Per tagliare la classica “testa” al povero “toro”, il governatore dà ordine di traslocare altrove gli augusti ospiti della tomba e da qual momento tutto torna nella normalità…
Accantonando la “spiegazione” fornita da Conan Doyle basata su improbabili esplosioni dovute ai gas della naturale decomposizione dei corpi, evitando di annoverare troppo sbrigativamente la vicenda tra le leggende metropolitane di ogni tempo e Paese, lascerei ai lettori il non troppo ingrato compito di suggerirne delle altre…
Il “Termometro della vita”. E della morte…
“ E uno strumento scientifico dell’Ottocento, capace di rilevare la presenza anche della più piccola traccia di “calore vitale” “friggendo” a temperature notevolmente più basse della norma e dunque non rilevabili dai comuni termometri.

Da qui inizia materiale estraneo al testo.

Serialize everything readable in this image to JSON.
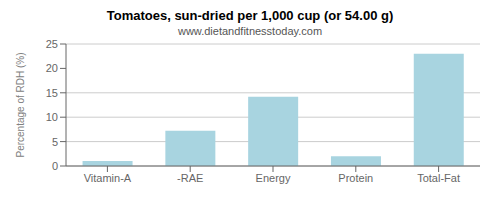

Lo strumento contiene una sostanza, probabilmente etere, che a contatto col corpo umano comincia a produrre bollicine e a ”friggere” e quindi a segnalare la temperatura ”vitale”.
Così l’amico dottor Antonio Bortolotti, di Saludecio (Rimini), descrive un curioso, semplice, strumento che in un’epoca non avvezza ai “miracoli” dell’elettronica e delle sofisticate strumentazioni da essa derivate, era usato per diagnosticare “al di là di ogni ragionevole dubbio” la morte di un individuo.

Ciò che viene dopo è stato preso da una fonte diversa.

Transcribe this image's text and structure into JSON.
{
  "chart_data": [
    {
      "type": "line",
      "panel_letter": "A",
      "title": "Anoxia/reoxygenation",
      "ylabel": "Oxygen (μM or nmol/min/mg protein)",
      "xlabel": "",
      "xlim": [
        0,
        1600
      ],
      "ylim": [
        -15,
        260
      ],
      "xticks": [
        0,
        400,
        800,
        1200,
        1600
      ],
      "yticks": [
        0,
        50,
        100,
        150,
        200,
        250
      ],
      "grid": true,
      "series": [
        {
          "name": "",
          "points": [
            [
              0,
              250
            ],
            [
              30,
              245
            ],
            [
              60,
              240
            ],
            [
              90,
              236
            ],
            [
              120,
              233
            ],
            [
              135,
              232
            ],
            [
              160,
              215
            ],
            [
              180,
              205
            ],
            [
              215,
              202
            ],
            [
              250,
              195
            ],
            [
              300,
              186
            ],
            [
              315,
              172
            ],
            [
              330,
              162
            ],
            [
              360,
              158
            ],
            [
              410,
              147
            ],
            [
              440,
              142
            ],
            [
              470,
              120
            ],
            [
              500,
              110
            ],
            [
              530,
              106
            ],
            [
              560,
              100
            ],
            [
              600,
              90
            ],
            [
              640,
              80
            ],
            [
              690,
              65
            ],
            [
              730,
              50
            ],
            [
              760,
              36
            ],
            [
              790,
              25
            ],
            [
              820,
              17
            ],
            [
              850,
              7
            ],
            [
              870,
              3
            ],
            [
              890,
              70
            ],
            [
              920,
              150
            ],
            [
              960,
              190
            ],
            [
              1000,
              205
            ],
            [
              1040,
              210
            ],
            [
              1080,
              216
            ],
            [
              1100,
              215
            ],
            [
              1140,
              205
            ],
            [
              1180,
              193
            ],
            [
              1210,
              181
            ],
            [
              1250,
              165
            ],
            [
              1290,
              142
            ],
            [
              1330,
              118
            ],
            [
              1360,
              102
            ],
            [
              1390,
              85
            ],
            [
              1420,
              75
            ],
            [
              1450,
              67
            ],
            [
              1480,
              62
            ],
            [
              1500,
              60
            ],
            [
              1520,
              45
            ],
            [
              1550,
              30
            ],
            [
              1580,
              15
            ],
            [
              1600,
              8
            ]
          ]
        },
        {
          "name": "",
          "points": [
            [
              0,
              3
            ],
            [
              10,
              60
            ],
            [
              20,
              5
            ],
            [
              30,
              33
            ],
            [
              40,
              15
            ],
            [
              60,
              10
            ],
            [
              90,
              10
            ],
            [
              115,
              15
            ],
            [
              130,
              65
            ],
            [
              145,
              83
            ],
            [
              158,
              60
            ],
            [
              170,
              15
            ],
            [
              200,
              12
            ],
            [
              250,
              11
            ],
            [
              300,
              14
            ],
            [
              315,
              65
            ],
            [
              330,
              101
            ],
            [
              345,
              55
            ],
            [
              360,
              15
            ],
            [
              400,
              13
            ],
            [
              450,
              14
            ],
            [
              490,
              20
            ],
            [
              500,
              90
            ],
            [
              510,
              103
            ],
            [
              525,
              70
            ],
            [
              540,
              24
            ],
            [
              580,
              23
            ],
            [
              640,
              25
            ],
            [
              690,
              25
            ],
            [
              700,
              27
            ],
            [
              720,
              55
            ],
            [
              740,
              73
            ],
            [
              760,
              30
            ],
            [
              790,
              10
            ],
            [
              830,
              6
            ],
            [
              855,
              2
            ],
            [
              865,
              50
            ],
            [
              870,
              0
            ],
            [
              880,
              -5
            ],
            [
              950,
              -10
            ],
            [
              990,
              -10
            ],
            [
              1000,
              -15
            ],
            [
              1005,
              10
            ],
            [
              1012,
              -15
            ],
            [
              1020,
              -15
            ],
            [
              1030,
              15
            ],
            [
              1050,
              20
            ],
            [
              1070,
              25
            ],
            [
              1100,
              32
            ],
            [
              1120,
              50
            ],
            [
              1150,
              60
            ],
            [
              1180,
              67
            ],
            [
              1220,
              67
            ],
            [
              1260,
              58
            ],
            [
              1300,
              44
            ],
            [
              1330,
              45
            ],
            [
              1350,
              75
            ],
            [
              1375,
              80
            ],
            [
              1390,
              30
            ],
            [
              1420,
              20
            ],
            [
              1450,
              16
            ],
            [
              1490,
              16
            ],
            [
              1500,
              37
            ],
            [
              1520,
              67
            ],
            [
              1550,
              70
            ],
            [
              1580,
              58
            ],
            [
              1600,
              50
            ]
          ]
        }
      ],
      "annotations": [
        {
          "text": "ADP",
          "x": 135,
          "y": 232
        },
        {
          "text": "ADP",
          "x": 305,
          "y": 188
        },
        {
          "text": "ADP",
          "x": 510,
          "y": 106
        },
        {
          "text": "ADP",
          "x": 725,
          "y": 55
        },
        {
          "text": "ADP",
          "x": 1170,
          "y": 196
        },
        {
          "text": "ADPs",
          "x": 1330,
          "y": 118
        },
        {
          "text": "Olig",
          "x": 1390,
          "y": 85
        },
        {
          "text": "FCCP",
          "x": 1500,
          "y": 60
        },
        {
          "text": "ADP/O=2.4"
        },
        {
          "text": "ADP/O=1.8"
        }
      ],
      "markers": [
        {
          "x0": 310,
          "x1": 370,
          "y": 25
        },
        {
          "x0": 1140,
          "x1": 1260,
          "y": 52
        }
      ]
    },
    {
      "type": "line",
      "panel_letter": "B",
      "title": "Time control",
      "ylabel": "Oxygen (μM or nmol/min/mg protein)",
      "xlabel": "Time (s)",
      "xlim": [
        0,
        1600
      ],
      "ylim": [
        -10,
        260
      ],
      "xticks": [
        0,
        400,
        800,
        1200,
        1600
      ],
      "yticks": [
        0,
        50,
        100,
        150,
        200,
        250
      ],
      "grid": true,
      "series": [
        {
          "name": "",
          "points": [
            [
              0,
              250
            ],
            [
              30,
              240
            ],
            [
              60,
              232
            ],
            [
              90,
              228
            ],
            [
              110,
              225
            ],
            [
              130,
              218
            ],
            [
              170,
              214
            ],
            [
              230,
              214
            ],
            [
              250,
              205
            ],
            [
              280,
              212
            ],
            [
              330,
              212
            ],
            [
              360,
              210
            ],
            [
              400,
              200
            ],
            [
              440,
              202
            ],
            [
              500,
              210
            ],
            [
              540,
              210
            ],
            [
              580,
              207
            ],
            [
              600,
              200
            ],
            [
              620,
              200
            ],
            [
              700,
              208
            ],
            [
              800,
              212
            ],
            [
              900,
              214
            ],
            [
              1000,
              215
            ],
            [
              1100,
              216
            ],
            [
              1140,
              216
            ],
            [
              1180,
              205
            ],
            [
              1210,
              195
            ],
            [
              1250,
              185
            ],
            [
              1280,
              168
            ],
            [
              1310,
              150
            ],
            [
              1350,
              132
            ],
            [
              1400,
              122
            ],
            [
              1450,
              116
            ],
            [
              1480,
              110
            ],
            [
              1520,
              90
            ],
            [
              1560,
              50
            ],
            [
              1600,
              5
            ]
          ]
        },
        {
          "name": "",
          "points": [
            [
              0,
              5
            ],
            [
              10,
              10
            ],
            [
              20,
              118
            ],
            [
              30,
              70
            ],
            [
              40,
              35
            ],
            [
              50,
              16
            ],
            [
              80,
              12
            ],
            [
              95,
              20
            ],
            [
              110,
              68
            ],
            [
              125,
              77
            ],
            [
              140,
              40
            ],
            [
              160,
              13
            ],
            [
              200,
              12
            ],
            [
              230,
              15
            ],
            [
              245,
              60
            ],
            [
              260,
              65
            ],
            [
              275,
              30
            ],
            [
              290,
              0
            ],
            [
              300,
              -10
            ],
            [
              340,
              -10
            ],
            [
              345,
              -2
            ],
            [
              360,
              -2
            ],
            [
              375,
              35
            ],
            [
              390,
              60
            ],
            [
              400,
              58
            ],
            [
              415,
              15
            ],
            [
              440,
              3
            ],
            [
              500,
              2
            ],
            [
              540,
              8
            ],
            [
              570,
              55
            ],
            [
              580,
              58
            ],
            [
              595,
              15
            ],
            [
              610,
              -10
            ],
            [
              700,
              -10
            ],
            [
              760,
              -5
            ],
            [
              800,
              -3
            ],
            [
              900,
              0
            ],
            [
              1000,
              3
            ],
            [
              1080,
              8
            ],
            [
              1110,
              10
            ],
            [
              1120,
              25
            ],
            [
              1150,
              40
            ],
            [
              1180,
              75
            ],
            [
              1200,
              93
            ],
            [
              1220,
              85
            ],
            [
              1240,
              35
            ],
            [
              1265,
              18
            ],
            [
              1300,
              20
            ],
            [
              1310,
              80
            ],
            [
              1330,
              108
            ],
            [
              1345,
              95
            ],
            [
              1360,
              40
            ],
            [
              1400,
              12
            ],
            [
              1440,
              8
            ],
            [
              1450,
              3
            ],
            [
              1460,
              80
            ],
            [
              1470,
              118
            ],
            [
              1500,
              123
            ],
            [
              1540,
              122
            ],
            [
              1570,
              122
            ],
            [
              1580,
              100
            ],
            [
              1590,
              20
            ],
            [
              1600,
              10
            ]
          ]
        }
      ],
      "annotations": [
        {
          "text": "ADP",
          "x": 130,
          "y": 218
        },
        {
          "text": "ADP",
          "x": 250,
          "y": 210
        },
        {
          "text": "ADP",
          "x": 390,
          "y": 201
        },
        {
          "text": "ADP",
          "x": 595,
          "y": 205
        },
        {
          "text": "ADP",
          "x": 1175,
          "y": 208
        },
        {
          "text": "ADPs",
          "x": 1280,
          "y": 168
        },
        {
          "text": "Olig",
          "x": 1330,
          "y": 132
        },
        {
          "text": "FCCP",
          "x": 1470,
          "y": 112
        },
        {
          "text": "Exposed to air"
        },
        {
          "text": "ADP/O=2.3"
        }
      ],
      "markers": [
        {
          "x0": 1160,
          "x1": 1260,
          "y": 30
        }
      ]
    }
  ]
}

Tutto sommato, il semplice strumento la cui esistenza mi è stata suggerita dal dottor Bortolotti, era molto simile a al cosiddetto “Love meter” ancor oggi disponibile per pochissimi euro su ogni bancarella più o meno “cinese” e destinato invece a mettere in evidenza gli ardori amorosi degli adolescenti alle prime “cotte”.
Questo semplice dispositivo nacque – forse per caso – per dimostrare l’influenza della pressione sulla temperatura alla quale un liquido entra in ebollizione. All’inizio delle esperienze, il liquido era semplice acqua colorata mantenuta alla pressione di pochi millimetri di mercurio. Noi ben sappiamo che l’acqua distillata bolle a 100 gradi centigradi al livello del mare, ad una atmosfera.
Ma poiché il liquido colorato era contenuto in un apposito recipiente di vetro al cui interno la pressione era decisamente minore di quella di 760 millimetri di mercurio (un’atmosfera) anche la sua temperatura di ebollizione era ben inferiore ai soliti 100° Celsius.
Prendendo le debite precauzioni – con certi composti chimici non si scherza! – potreste provare a realizzare un ”Termometro della vita” utilizzando l’etere solforico la cui temperatura di ebollizione è di circa 34,5° Celsius, anche se in quest’era tecnologica esistono specifici “Termometri tanatologici”, elettronici, per uso rettale che tengono conto delle specifiche condizioni ambientali in cui è stato rinvenuto il cadavere.
Manca solo l’ennesima “App” per il nostro Smartphone!